Subprime mortgages, an evolved financial transformation, have caused severe damage to the world’s economy. The rapid growth in subprime mortgages is also in line with the abrupt rise in house prices. Thus, it creates a crisis between the housing bubble and the advanced, yet untested financial system (Light, 2008).
Managing its crisis is definitely not an easy task to do. The role of “economic man” has been able to describe the decisions made on proposing the mortgages. It was well-calculated, well-analyzed—it was rational. However, homo economicus has failed to prove any mismanagement within the agents. As the purchases were made between contracts, the manager of the financial institution failed to conduct a better-written contract that would able to preserve the firm’s value (McDonald, 2009). The board of directors also played a big part in this implacable crisis. Why so? Neglecting its potential deficiency has made their ray of hope shred into tears. How complex and well-calculated the model is would be pure nonsense if a bliss of ignorance were applied in decision-making. Thereby, this financial failure on decision-making has demonstrated the flaw of homo economicus.
The Death of Homo Economicus?
As mighty as the concept is, we must admit how this notion conveyed a distorted reality of mankind. Its too little structure in the midst of humans’ complexity, made the explanations regarding the social phenomenon less tenable. Thus, how we viewed homo economicus should refrain as a choice machine that nominates the best means rather than a pleasure machine.
For Pareto once said,
“If we adopt the point of view that pleasure is a quantity, man is reduced to a pleasure machine which seeks to procure the greatest sum total of pleasure on every occasion. If we look at the matter from the point of view of one of the choices, homo economicus becomes a machine to affect those choices, and this machine, given the circumstances, constantly makes the same.”
Teresa Tiara Puspita | Economics 2022 | Staff of Kanopi FEB UI Economics Studies Division 2023/2024
Reference:
Anderson, E. (2000). Beyond Homo Economicus: New Developments in Theories of Social Norms. Philosophy & Public Affairs, 29(2), 170–200. http://www.jstor.org/stable/2672816
Bee, M., & Desmarais-Tremblay, M. (2023). THE BIRTH OF HOMO ŒCONOMICUS: THE METHODOLOGICAL DEBATE ON THE ECONOMIC AGENT FROM J. S. MILL TO V. PARETO. Journal of the History of Economic Thought, 45(1), 1-26. doi:10.1017/S1053837221000535
Blaug, M. (1992). The Methodology of Economics: Or, How Economists Explain (2nd ed., Cambridge Surveys of Economic Literature). Cambridge: Cambridge University Press. doi:10.1017/CBO9780511528224
Ferber, M. and Nelson, J. (eds) 2009. Introduction Beyond economic man: Feminist theory and economics. Chicago: University of Chicago Press.
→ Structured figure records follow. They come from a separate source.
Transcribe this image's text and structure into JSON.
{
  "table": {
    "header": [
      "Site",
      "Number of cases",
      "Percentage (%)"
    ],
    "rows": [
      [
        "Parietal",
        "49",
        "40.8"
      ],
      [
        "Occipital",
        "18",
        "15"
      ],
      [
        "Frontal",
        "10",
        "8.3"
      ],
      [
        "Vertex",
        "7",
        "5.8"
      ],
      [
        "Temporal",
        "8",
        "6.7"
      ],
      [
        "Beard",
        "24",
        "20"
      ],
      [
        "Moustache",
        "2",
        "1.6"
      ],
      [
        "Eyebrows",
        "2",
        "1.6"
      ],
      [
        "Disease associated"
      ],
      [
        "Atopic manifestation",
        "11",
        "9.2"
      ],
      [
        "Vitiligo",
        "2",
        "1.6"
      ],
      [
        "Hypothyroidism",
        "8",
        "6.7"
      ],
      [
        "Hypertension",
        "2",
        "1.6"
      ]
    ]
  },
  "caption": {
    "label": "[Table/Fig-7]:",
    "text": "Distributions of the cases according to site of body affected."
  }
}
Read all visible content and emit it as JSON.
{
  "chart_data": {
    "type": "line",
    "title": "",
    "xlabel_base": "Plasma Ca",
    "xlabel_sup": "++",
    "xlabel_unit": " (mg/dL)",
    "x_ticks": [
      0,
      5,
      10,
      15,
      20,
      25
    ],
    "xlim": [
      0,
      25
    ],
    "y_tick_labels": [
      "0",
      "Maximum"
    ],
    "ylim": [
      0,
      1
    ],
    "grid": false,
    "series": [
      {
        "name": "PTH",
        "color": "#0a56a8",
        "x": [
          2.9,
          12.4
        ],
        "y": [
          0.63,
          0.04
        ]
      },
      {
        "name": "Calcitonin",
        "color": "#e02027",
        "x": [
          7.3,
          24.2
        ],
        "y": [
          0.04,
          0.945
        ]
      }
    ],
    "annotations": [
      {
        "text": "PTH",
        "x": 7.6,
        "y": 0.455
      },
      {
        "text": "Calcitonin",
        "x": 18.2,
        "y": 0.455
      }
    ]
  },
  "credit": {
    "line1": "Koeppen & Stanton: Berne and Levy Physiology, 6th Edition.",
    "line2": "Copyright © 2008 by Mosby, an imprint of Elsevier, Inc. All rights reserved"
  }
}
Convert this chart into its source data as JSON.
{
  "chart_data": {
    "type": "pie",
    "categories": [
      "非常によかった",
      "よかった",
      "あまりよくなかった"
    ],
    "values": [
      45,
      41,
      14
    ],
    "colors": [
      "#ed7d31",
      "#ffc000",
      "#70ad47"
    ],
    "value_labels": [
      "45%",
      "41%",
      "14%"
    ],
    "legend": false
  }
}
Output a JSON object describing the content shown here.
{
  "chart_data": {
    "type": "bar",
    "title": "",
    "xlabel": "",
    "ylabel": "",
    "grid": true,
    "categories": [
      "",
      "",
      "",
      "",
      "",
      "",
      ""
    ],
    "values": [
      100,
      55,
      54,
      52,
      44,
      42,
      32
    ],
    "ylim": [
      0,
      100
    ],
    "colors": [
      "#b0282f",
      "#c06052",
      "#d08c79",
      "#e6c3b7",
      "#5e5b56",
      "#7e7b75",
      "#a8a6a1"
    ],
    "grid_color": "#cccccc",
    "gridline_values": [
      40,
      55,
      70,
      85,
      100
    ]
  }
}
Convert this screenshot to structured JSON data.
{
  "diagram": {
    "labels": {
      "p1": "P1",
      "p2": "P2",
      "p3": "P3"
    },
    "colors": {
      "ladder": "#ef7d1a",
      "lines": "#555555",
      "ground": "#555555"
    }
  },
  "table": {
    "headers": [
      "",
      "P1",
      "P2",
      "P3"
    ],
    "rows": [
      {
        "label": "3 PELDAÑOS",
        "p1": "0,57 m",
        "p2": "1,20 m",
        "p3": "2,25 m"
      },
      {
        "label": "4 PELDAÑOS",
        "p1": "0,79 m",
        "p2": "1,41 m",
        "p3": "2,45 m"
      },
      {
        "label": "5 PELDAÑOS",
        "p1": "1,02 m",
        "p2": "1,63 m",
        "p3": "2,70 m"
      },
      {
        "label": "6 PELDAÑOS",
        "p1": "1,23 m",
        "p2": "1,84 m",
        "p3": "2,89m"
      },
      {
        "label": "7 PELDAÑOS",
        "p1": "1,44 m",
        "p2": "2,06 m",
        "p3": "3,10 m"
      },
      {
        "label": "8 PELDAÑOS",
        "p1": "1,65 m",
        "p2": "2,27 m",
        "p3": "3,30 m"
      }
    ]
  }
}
Johnson, William E. 1894. “Economic Man.” In Robert Harry Inglis Palgrave, ed., Dictionary of Political Economy. Volume 1. London: Macmillan, pp. 676–677.
McDonald, I.M. (2009), The Global Financial Crisis and Behavioural Economics. Economic Papers: A journal of applied economics and policy, 28: 249-254. https://doi.org/10.1111/j.1759-3441.2009.00026.x
Mill, John Stuart. [1836] 2006. “On the Definition of Political Economy; and on the Method of Investigation PropertoIt.”In The Collected Works of John Stuart Mill. Volume IV: Essays on Economics and Society. Indianapolis, IN: Liberty Fund, pp. 309–339.
Sen, Amartya K. “Rational Fools: A Critique of the Behavioral Foundations of Economic Theory.” Philosophy & Public Affairs 6, no. 4 (1977): 317–44. http://www.jstor.org/stable/2264946.
Weyand, J. (2018). Not-So-Rational : Reflections on the Homo Economicus.